How Coke and Colgate denied this man his due?

The more things change, the more they remain the same—and nostalgia is no longer what it used to be.

Two-time, stop-gap prime minister Gulzari Lal Nanda‘s death in January 1998 didn’t get its due on the front pages of newspapers because, well, market forces had taken hold of the media in post-reforms India.

In a column in the Delhi tabloid Mail Today, the architect Gautam Bhatia writes:

“Some readers may have noticed that former prime minister Gulzari Lal Nanda’s death could not be covered because Colgate and Coke had both given full page ads that day.

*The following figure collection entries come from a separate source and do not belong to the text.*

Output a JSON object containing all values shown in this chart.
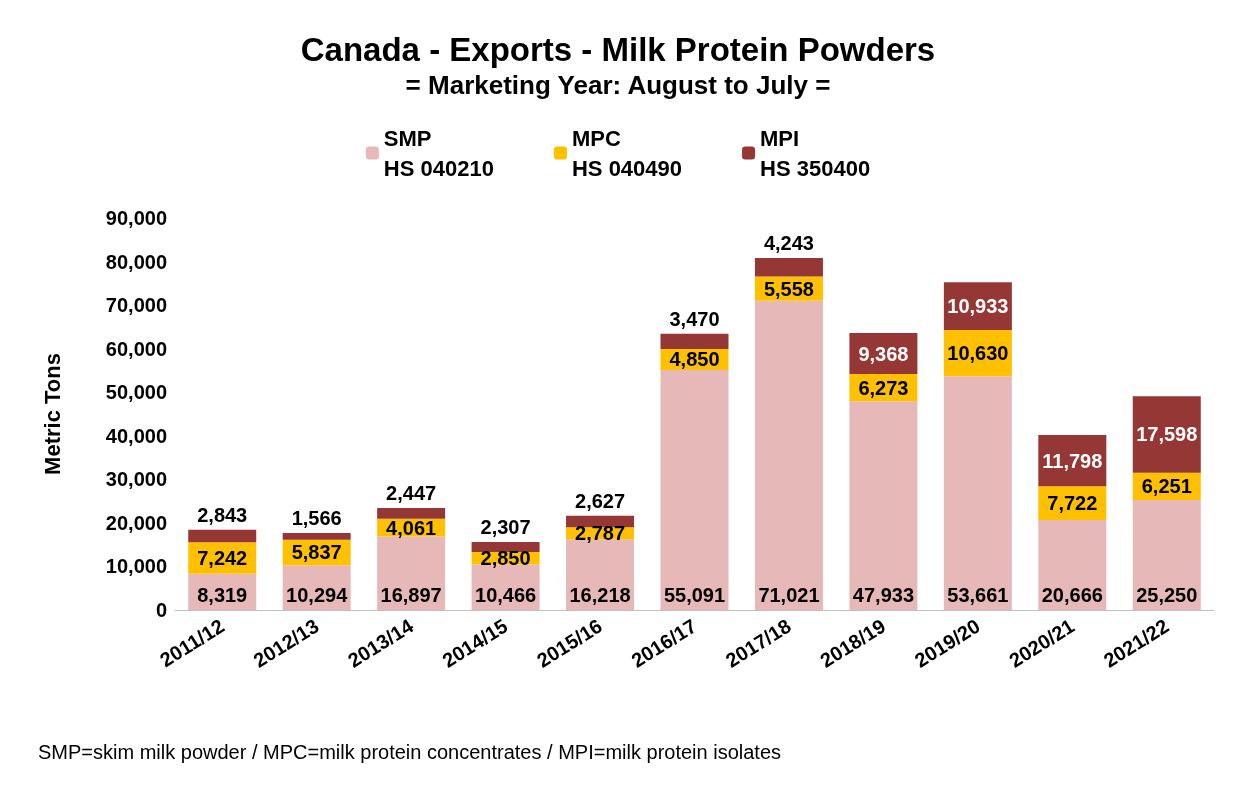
{
  "chart_data": {
    "type": "bar",
    "title": "Canada - Exports - Milk Protein Powders",
    "subtitle": "= Marketing Year: August to July =",
    "ylabel": "Metric Tons",
    "categories": [
      "2011/12",
      "2012/13",
      "2013/14",
      "2014/15",
      "2015/16",
      "2016/17",
      "2017/18",
      "2018/19",
      "2019/20",
      "2020/21",
      "2021/22"
    ],
    "series": [
      {
        "name": "SMP\nHS 040210",
        "color": "#e6b8b7",
        "values": [
          8319,
          10294,
          16897,
          10466,
          16218,
          55091,
          71021,
          47933,
          53661,
          20666,
          25250
        ],
        "value_labels": [
          "8,319",
          "10,294",
          "16,897",
          "10,466",
          "16,218",
          "55,091",
          "71,021",
          "47,933",
          "53,661",
          "20,666",
          "25,250"
        ]
      },
      {
        "name": "MPC\nHS 040490",
        "color": "#ffc000",
        "values": [
          7242,
          5837,
          4061,
          2850,
          2787,
          4850,
          5558,
          6273,
          10630,
          7722,
          6251
        ],
        "value_labels": [
          "7,242",
          "5,837",
          "4,061",
          "2,850",
          "2,787",
          "4,850",
          "5,558",
          "6,273",
          "10,630",
          "7,722",
          "6,251"
        ]
      },
      {
        "name": "MPI\nHS 350400",
        "color": "#953735",
        "values": [
          2843,
          1566,
          2447,
          2307,
          2627,
          3470,
          4243,
          9368,
          10933,
          11798,
          17598
        ],
        "value_labels": [
          "2,843",
          "1,566",
          "2,447",
          "2,307",
          "2,627",
          "3,470",
          "4,243",
          "9,368",
          "10,933",
          "11,798",
          "17,598"
        ]
      }
    ],
    "stacked": true,
    "legend": "top",
    "grid": false,
    "ylim": [
      0,
      90000
    ],
    "yticks": [
      0,
      {
        "value": 10000,
        "label": "10,000"
      },
      {
        "value": 20000,
        "label": "20,000"
      },
      {
        "value": 30000,
        "label": "30,000"
      },
      {
        "value": 40000,
        "label": "40,000"
      },
      {
        "value": 50000,
        "label": "50,000"
      },
      {
        "value": 60000,
        "label": "60,000"
      },
      {
        "value": 70000,
        "label": "70,000"
      },
      {
        "value": 80000,
        "label": "80,000"
      },
      {
        "value": 90000,
        "label": "90,000"
      }
    ],
    "annotations": [
      "SMP=skim milk powder / MPC=milk protein concentrates / MPI=milk protein isolates"
    ]
  }
}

“Editors went so far to request the Nanda family to postpone the death by a day, but Nanda, being an obstinate politician, carried on with his original plan; his death was a two-line obituary below an oversize Coke bottle.”

Nice story.

The bad news is Mahatma Gandhi‘s assassination in 1948 didn’t make it to the front pages of The Hindu either because “India’s national newspaper” only carried ads on page one in the heady days of pre-liberalisation India.

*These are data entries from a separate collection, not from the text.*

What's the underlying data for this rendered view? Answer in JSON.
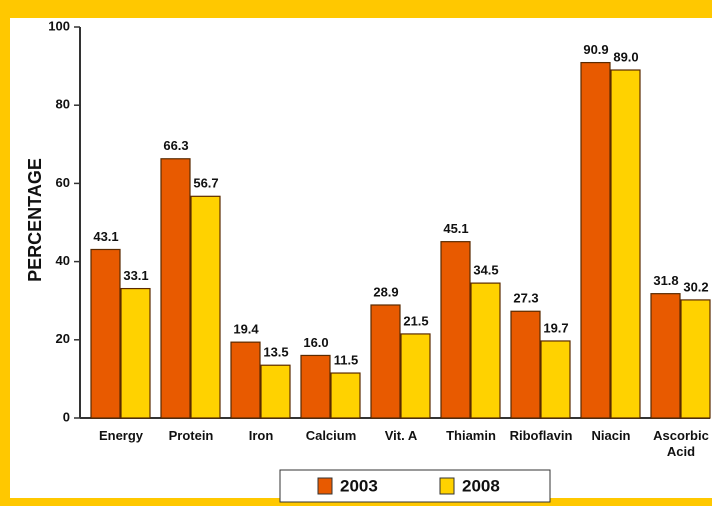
{
  "chart_data": {
    "type": "bar",
    "y_label": "PERCENTAGE",
    "categories": [
      "Energy",
      "Protein",
      "Iron",
      "Calcium",
      "Vit. A",
      "Thiamin",
      "Riboflavin",
      "Niacin",
      "Ascorbic Acid"
    ],
    "series": [
      {
        "name": "2003",
        "color": "#e85a00",
        "values": [
          43.1,
          66.3,
          19.4,
          16.0,
          28.9,
          45.1,
          27.3,
          90.9,
          31.8
        ],
        "value_labels": [
          "43.1",
          "66.3",
          "19.4",
          "16.0",
          "28.9",
          "45.1",
          "27.3",
          "90.9",
          "31.8"
        ]
      },
      {
        "name": "2008",
        "color": "#ffd200",
        "values": [
          33.1,
          56.7,
          13.5,
          11.5,
          21.5,
          34.5,
          19.7,
          89.0,
          30.2
        ],
        "value_labels": [
          "33.1",
          "56.7",
          "13.5",
          "11.5",
          "21.5",
          "34.5",
          "19.7",
          "89.0",
          "30.2"
        ]
      }
    ],
    "ylim": [
      0,
      100
    ],
    "yticks": [
      0,
      20,
      40,
      60,
      80,
      100
    ],
    "legend": "bottom"
  }
}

Plus ça change, plus c’est la même Coke?

Also read: What a newspaper editor told Mahatma Gandhi

Thus spake the editor-in-chief of the Harijan


  1. manoj bhardwaj

    its very very bad , one company should know the meaning of person of such different type and position when he is the prime minister of the India, than company n media should have a sense of humour that money is not everything and we should not be selfish about us.

  2. Unbelievable!!! More coverage to ads ????? And here i cry over unnecessary news being extra coverage in the papers nowdays. . . .

  3. Sant Singh

    Is this yet another “urban (media) legend” or does it have some real basis.

    I would have like to see some supporting evidence that can be corroborated or challenged.

    Till then lets withhold judgement.